What is the difference between repartition and coalesce in Spark?
repartition triggers a full shuffle to produce exactly N evenly distributed partitions and can both increase and decrease partition count. coalesce merges existing partitions on the same or nearby executors without a shuffle, but can only decrease partition count and may produce uneven partitions.
How to think about it
Both operations change the number of partitions, but they have fundamentally different cost profiles and valid use cases.
repartition(n)
Uses a full shuffle to redistribute data uniformly across exactly n partitions using round-robin or hash partitioning. Because it shuffles, each output partition ends up roughly equal in size — ideal before writing output files or before an expensive downstream join.
# Before writing: ensure 100 evenly sized Parquet files
df.repartition(100).write.parquet("output/")
# Hash-partition by a key for a downstream join on the same key
df.repartition(200, "user_id")
Can increase or decrease the partition count. Sorting is not implied.
coalesce(n)
Merges partitions by moving data to already-co-located partitions — no full shuffle. Spark may still move some data to balance the merge, but it avoids the all-to-all network transfer. As a result, output partitions may be uneven.

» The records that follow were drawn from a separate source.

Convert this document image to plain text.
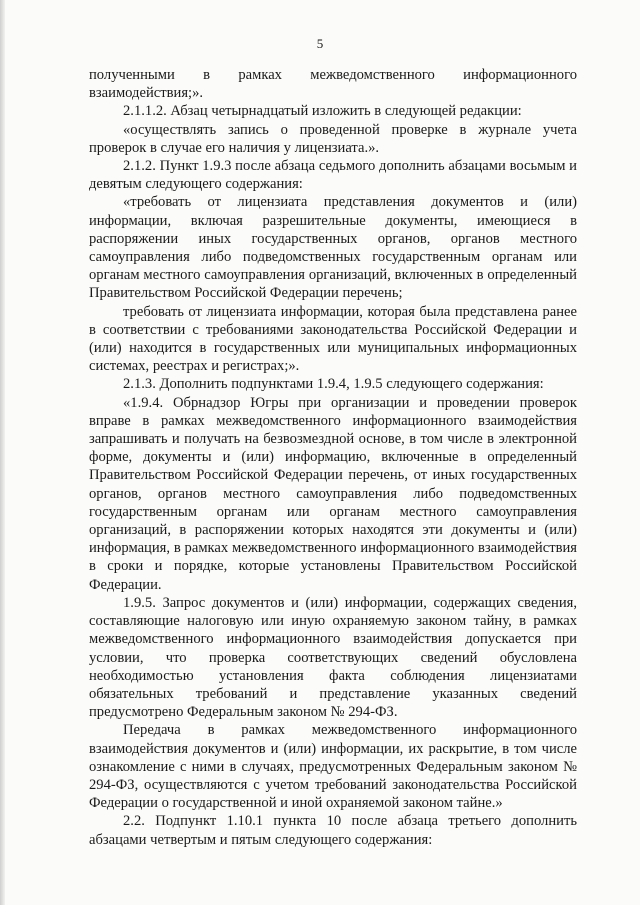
5

полученными в рамках межведомственного информационного взаимодействия;».

2.1.1.2. Абзац четырнадцатый изложить в следующей редакции:

«осуществлять запись о проведенной проверке в журнале учета проверок в случае его наличия у лицензиата.».

2.1.2. Пункт 1.9.3 после абзаца седьмого дополнить абзацами восьмым и девятым следующего содержания:

«требовать от лицензиата представления документов и (или) информации, включая разрешительные документы, имеющиеся в распоряжении иных государственных органов, органов местного самоуправления либо подведомственных государственным органам или органам местного самоуправления организаций, включенных в определенный Правительством Российской Федерации перечень;

требовать от лицензиата информации, которая была представлена ранее в соответствии с требованиями законодательства Российской Федерации и (или) находится в государственных или муниципальных информационных системах, реестрах и регистрах;».

2.1.3. Дополнить подпунктами 1.9.4, 1.9.5 следующего содержания:

«1.9.4. Обрнадзор Югры при организации и проведении проверок вправе в рамках межведомственного информационного взаимодействия запрашивать и получать на безвозмездной основе, в том числе в электронной форме, документы и (или) информацию, включенные в определенный Правительством Российской Федерации перечень, от иных государственных органов, органов местного самоуправления либо подведомственных государственным органам или органам местного самоуправления организаций, в распоряжении которых находятся эти документы и (или) информация, в рамках межведомственного информационного взаимодействия в сроки и порядке, которые установлены Правительством Российской Федерации.

1.9.5. Запрос документов и (или) информации, содержащих сведения, составляющие налоговую или иную охраняемую законом тайну, в рамках межведомственного информационного взаимодействия допускается при условии, что проверка соответствующих сведений обусловлена необходимостью установления факта соблюдения лицензиатами обязательных требований и представление указанных сведений предусмотрено Федеральным законом № 294-ФЗ.

Передача в рамках межведомственного информационного взаимодействия документов и (или) информации, их раскрытие, в том числе ознакомление с ними в случаях, предусмотренных Федеральным законом № 294-ФЗ, осуществляются с учетом требований законодательства Российской Федерации о государственной и иной охраняемой законом тайне.»

2.2. Подпункт 1.10.1 пункта 10 после абзаца третьего дополнить абзацами четвертым и пятым следующего содержания:
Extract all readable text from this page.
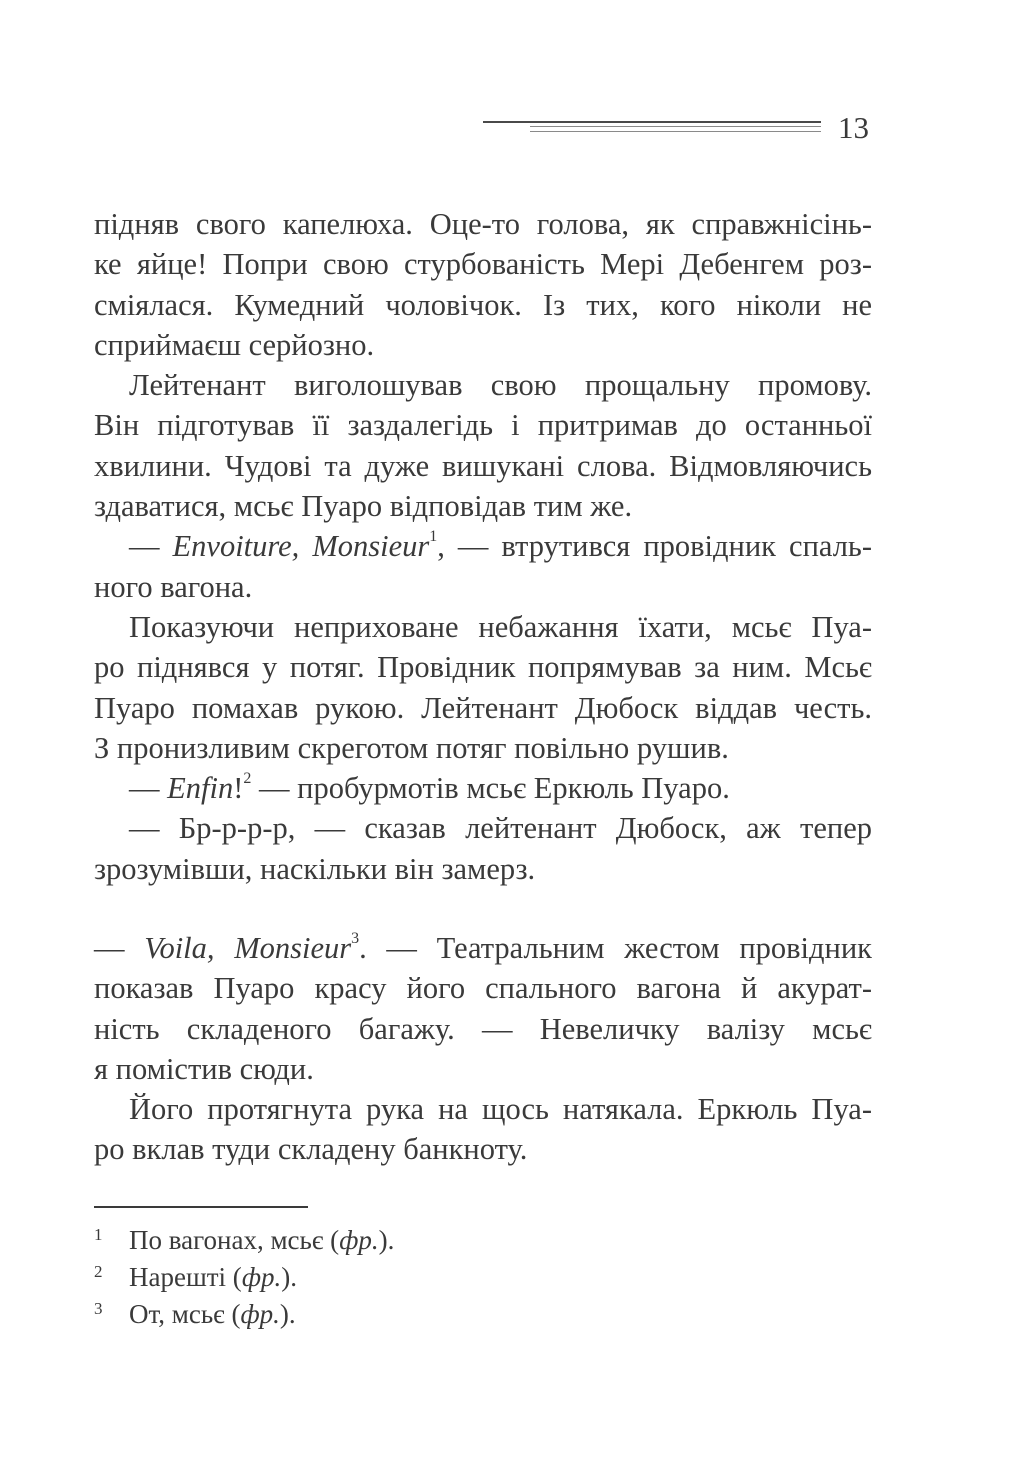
13
підняв свого капелюха. Оце-то голова, як справжнісінь-
ке яйце! Попри свою стурбованість Мері Дебенгем роз-
сміялася. Кумедний чоловічок. Із тих, кого ніколи не
сприймаєш серйозно.
Лейтенант виголошував свою прощальну промову.
Він підготував її заздалегідь і притримав до останньої
хвилини. Чудові та дуже вишукані слова. Відмовляючись
здаватися, мсьє Пуаро відповідав тим же.
— Envoiture, Monsieur$^1$, — втрутився провідник спаль-
ного вагона.
Показуючи неприховане небажання їхати, мсьє Пуа-
ро піднявся у потяг. Провідник попрямував за ним. Мсьє
Пуаро помахав рукою. Лейтенант Дюбоск віддав честь.
З пронизливим скреготом потяг повільно рушив.
— Enfin!$^2$ — пробурмотів мсьє Еркюль Пуаро.
— Бр-р-р-р, — сказав лейтенант Дюбоск, аж тепер
зрозумівши, наскільки він замерз.
— Voila, Monsieur$^3$. — Театральним жестом провідник
показав Пуаро красу його спального вагона й акурат-
ність складеного багажу. — Невеличку валізу мсьє
я помістив сюди.
Його протягнута рука на щось натякала. Еркюль Пуа-
ро вклав туди складену банкноту.
1 По вагонах, мсьє (фр.).
2 Нарешті (фр.).
3 От, мсьє (фр.).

# After a heavy filter that left 200 tiny partitions, reduce to 20
df.filter("active = true").coalesce(20).write.parquet("output/")
coalesce can only decrease partition count. Calling coalesce(500) on a 100-partition DataFrame is silently ignored.
When to use each
| Scenario | Use |
|---|---|
| Increase partition count | repartition |
| Even output files | repartition |
| Partition by a join/group key | repartition(n, col) |
| Reduce partitions after heavy filter | coalesce |
| Save on shuffle cost when shrinking | coalesce |
# Anti-pattern: repartition(1) to get a single output file — full shuffle, then one
# giant executor task. Prefer coalesce(1) if you really need one file.
df.coalesce(1).write.csv("report.csv")